Sonntag, 17. Juni 2007
"Hamastan" nicht geduldet: Abbas verbietet Kämpfer
Palästinenserpräsident Mahmud Abbas (Fatah) hat die bewaffneten Kräfte der radikal-islamischen Hamas-Organisation verboten. Abbas habe in Ramallah ein entsprechendes Dekret erlassen, das den militärischen Flügel der Hamas sowie die im Gazastreifen aktive Polizeimiliz der Gruppierung als gesetzeswidrig bezeichnet, hieß es nach palästinensischen Angaben. Die Konten der ehemaligen Einheitsregierung von Hamas und Fatah seien zudem eingefroren worden.
Nach der gewaltsamen Machtübernahme der Hamas im Gazastreifen wurde unterdessen am Sonntag in Ramallah eine palästinensische Notstandsregierung vereidigt. Das neue Kabinett kam zur Vereidigungszeremonie im Hauptquartier von Abbas zusammen. Zunächst wurden zwölf neue Minister einschließlich des Regierungschefs Salam Fajad ernannt. Später sollte das Kabinett auf 15 Minister ausgeweitet werden. Zunächst war eine Liste mit 14 Ministernamen veröffentlicht worden.

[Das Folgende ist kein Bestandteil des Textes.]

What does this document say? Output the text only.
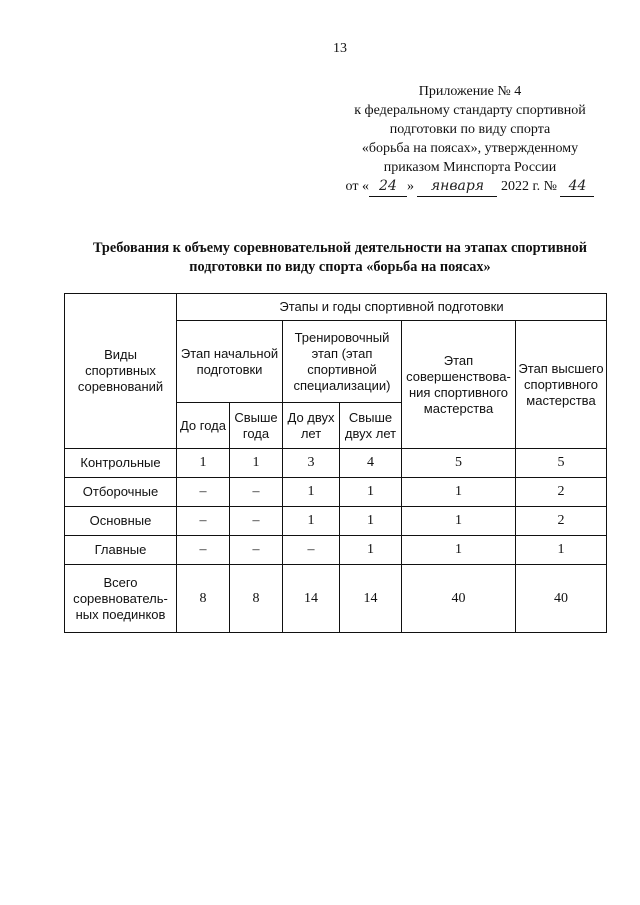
13
Приложение № 4
к федеральному стандарту спортивной
подготовки по виду спорта
«борьба на поясах», утвержденному
приказом Минспорта России
от « 24 » января 2022 г. № 44
Требования к объему соревновательной деятельности на этапах спортивной
подготовки по виду спорта «борьба на поясах»
Виды спортивных соревнований	Этапы и годы спортивной подготовки					
	Этап начальной подготовки		Тренировочный этап (этап спортивной специализации)		Этап совершенствова-ния спортивного мастерства	Этап высшего спортивного мастерства
	До года	Свыше года	До двух лет	Свыше двух лет		
Контрольные	1	1	3	4	5	5
Отборочные	–	–	1	1	1	2
Основные	–	–	1	1	1	2
Главные	–	–	–	1	1	1
Всего соревнователь-ных поединков	8	8	14	14	40	40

Das neue Kabinett löst die Regierung der nationalen Einheit unter Ismail Hanija von der Hamas ab. Hanija war nach dem militärischen Sieg der Hamas im Gazastreifen von Abbas entlassen worden. Hanija erkennt seine Ablösung nicht an. Damit sind faktisch zwei verfeindete Palästinenserführungen im Gazastreifen und Westjordanland entstanden.
Israel bezieht Stellung
Zuvor hatte Israel in dem Machtkampf zwischen den Palästinenserorganisationen klar Stellung bezogen. Der gemäßigten Fatah und ihrer Notstandsregierung bot die Regierung in Jerusalem ihre Zusammenarbeit an. Die Hamas soll hingegen isoliert werden. Wie der israelische Rundfunk am Sonntag unter Berufung auf ranghohe Sicherheitskreise meldete, wolle Israel "eine Lage schaffen, in der die Hamas-Einheit nicht existieren kann".

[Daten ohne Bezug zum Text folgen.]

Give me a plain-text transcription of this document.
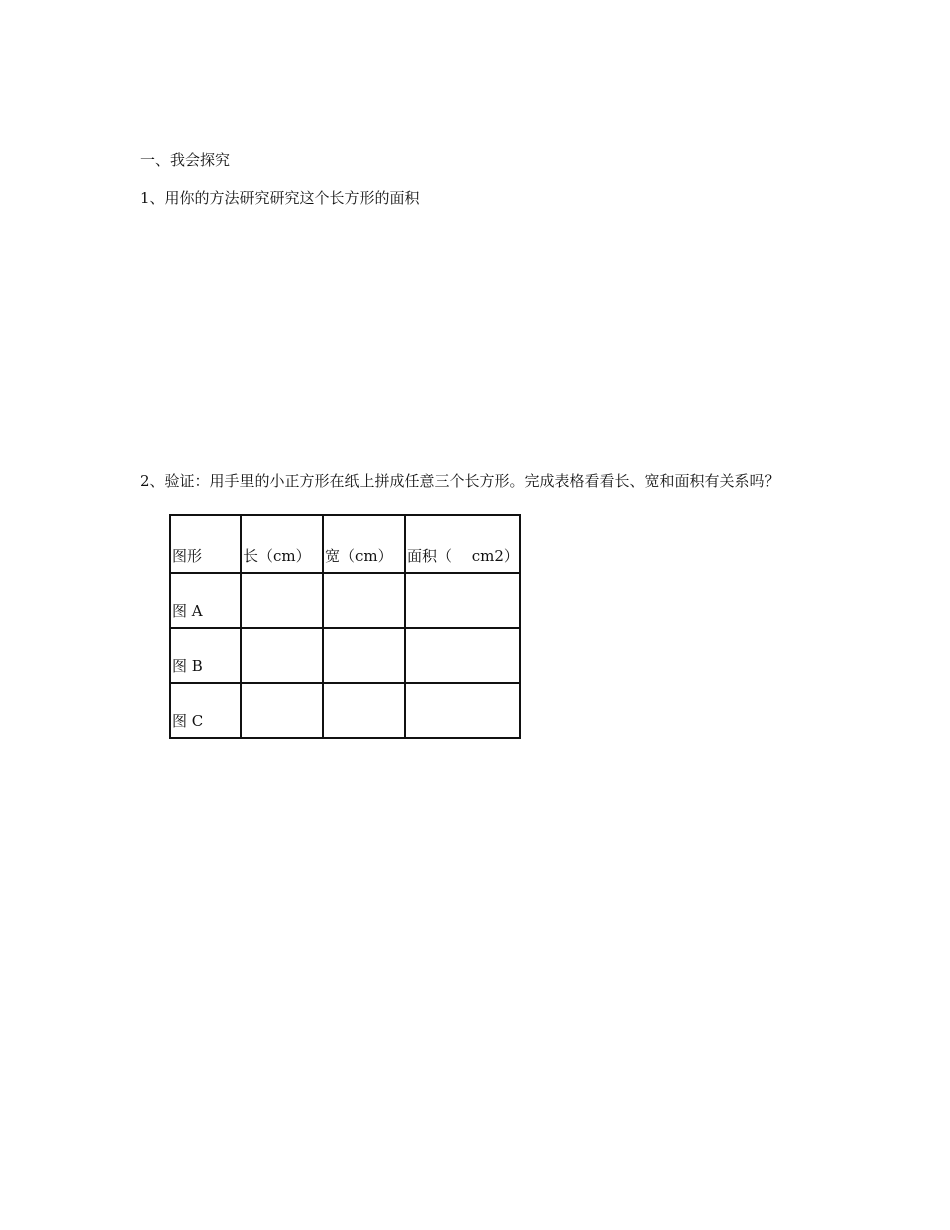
一、我会探究
1、用你的方法研究研究这个长方形的面积
2、验证：用手里的小正方形在纸上拼成任意三个长方形。完成表格看看长、宽和面积有关系吗？
图形	长（cm）	宽（cm）	面积（　 cm2）
图 A			
图 B			
图 C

"Hamastan" soll zerstört werden
Die britische Zeitung "Sunday Times" berichtete unterdessen, der künftige israelische Verteidigungsminister Ehud Barak plane eine Militäroffensive gegen Hamas im Gazastreifen. Der Einsatz solle 20.000 Soldaten umfassen und habe das Ziel, die Kampfeinheiten der Hamas binnen kurzer Zeit zu zerstören. Der Plan solle umgesetzt werden, falls die Raketenangriffe auf Israel aus dem Gazastreifen andauern oder Hamas neue Selbstmordanschläge in Israel verübt. Israel werde die Existenz eines feindlichen "Hamastan" an seiner Seite nicht dulden.
Zusammenarbeit mit Fatah
Der palästinensischen Notstandsregierung bot Israel derweil seine Zusammenarbeit an. Das neue Kabinett ohne die Hamas könne ein Partner für einen Frieden sein, sagte Ministerpräsident Ehud Olmert am Sonntag kurz vor seinem Abflug zu einem USA-Besuch. Dies biete Möglichkeiten, wie es sie seit langem nicht gegeben habe.
Hilfe für Abbas
Olmert flog er zu einem dreitägigen Besuch in die USA. In dessen Verlauf wird er auch mit Präsident George W. Bush über den innerpalästinensischen Konflikt sprechen, bei dem in den vergangenen Tagen mehr als 100 Menschen getötet wurden. Die USA stellten ein Ende der Finanzsanktionen gegen die Palästinenser-Regierung in Aussicht, die sie wegen der Regierungsbeteiligung der Hamas verhängt hatten. Die EU und Israel könnten dem Beispiel folgen. Kurz zuvor hatte auch das Nahost-Quartett aus USA, EU, Vereinten Nationen und Russland Abbas den Rücken gestärkt, jedoch keine Zusagen für Direkthilfen gegeben.